Le sort de l’enfant à naître dans le cadre d’une succession

 

  • Marie est fille unique. Elle est enceinte lorsque sa mère décède, avec un passif nettement supérieur à l’actif. Marie souhaite renoncer à la succession. Son enfant à naître héritera-t-il aux lieux et place de Marie ?
  • L’enfant déjà conçu au jour du décès peut hériter, conformément aux dispositions de l’article 774 du Code civil.
  • En l’occurrence, si Marie refuse la succession de sa mère, son fils, né viable, est appelé à la succession.
  • Les administrateurs légaux de l’enfant à naître au décès du défunt et né viable peuvent faire le choix de renoncer pour lui à la succession. Cependant, ils doivent au préalable recueillir l’autorisation du juge des tutelles.

1/ Généralités

En cas de renonciation de l’héritier à une succession, le droit d’opter (accepter la succession, y renoncer ou l’accepter à concurrence de l’actif net) revient à l’héritier de rang subséquent mais uniquement dans le cadre d’une succession revenant aux descendants en ligne directe ou aux collatéraux privilégiés (frères et sœurs)

Celui-ci exerce alors son option dans les mêmes conditions que celles offertes à l’héritier initial.

L’héritier de rang subséquent dispose d’un délai de 4 mois pour exercer son option successorale. Le point de départ de ce délai est alors fixé à compter du jour où il a eu connaissance de la renonciation (article 774 du Code civil).

2/ Cas particulier de l’enfant à naître

Qu’en est-il de l’enfant d’un héritier initial qui refuse la succession, si celui-ci était conçu au moment du décès du défunt ?
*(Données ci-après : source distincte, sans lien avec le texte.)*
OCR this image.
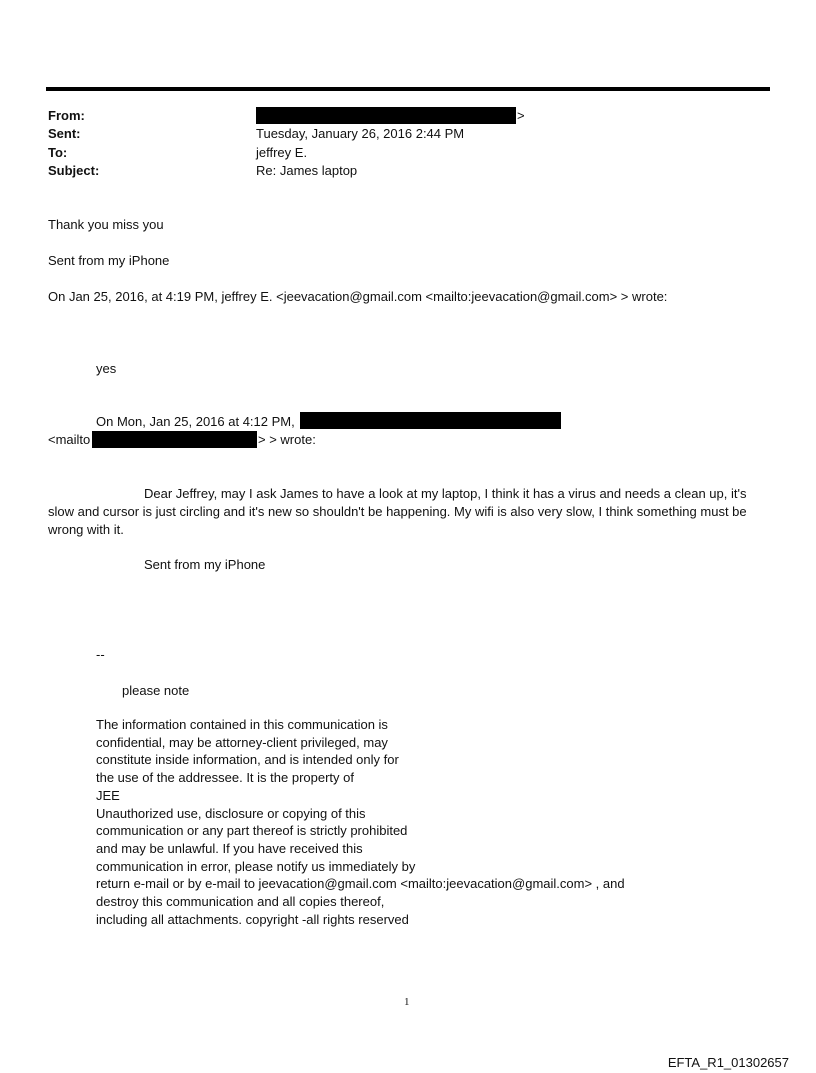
From:	>
Sent:	Tuesday, January 26, 2016 2:44 PM
To:	jeffrey E.
Subject:	Re: James laptop
Thank you miss you
Sent from my iPhone
On Jan 25, 2016, at 4:19 PM, jeffrey E. <jeevacation@gmail.com <mailto:jeevacation@gmail.com> > wrote:
yes
On Mon, Jan 25, 2016 at 4:12 PM,
<mailto	> > wrote:
Dear Jeffrey, may I ask James to have a look at my laptop, I think it has a virus and needs a clean up, it's slow and cursor is just circling and it's new so shouldn't be happening. My wifi is also very slow, I think something must be wrong with it.
Sent from my iPhone
--
please note
The information contained in this communication is
confidential, may be attorney-client privileged, may
constitute inside information, and is intended only for
the use of the addressee. It is the property of
JEE
Unauthorized use, disclosure or copying of this
communication or any part thereof is strictly prohibited
and may be unlawful. If you have received this
communication in error, please notify us immediately by
return e-mail or by e-mail to jeevacation@gmail.com <mailto:jeevacation@gmail.com> , and
destroy this communication and all copies thereof,
including all attachments. copyright -all rights reserved
1
EFTA_R1_01302657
Selon les dispositions de l’article 725 du Code civil, « Pour succéder, il faut exister à l’instant de l’ouverture de la succession ou, ayant déjà été conçu, naître viable ».

Ainsi, si l’héritier initial du défunt souhaite renoncer à la succession, son enfant né viable, déjà conçu au jour de l’ouverture de la succession, deviendrait héritier de rang subséquent en application de ces dispositions.

L’enfant né viable sera donc appelé à la succession et devra exercer l’option successorale. Il peut renoncer à son tour à la succession. Cependant, s’agissant d’un mineur, l’exercice de l’option successorale est encadré juridiquement.

La renonciation à la succession étant un acte de disposition, l’article 387-1, 4° du Code civil impose l’autorisation préalable du juge des tutelles tant en présence d’un administrateur légal unique que pour l’administration légale exercée conjointement par les deux parents. Il est de même en cas de tutelle (article 507-1 du même code)

Il faut donc prévoir une autorisation du juge des tutelles pour que l’enfant né viable renonce à la succession.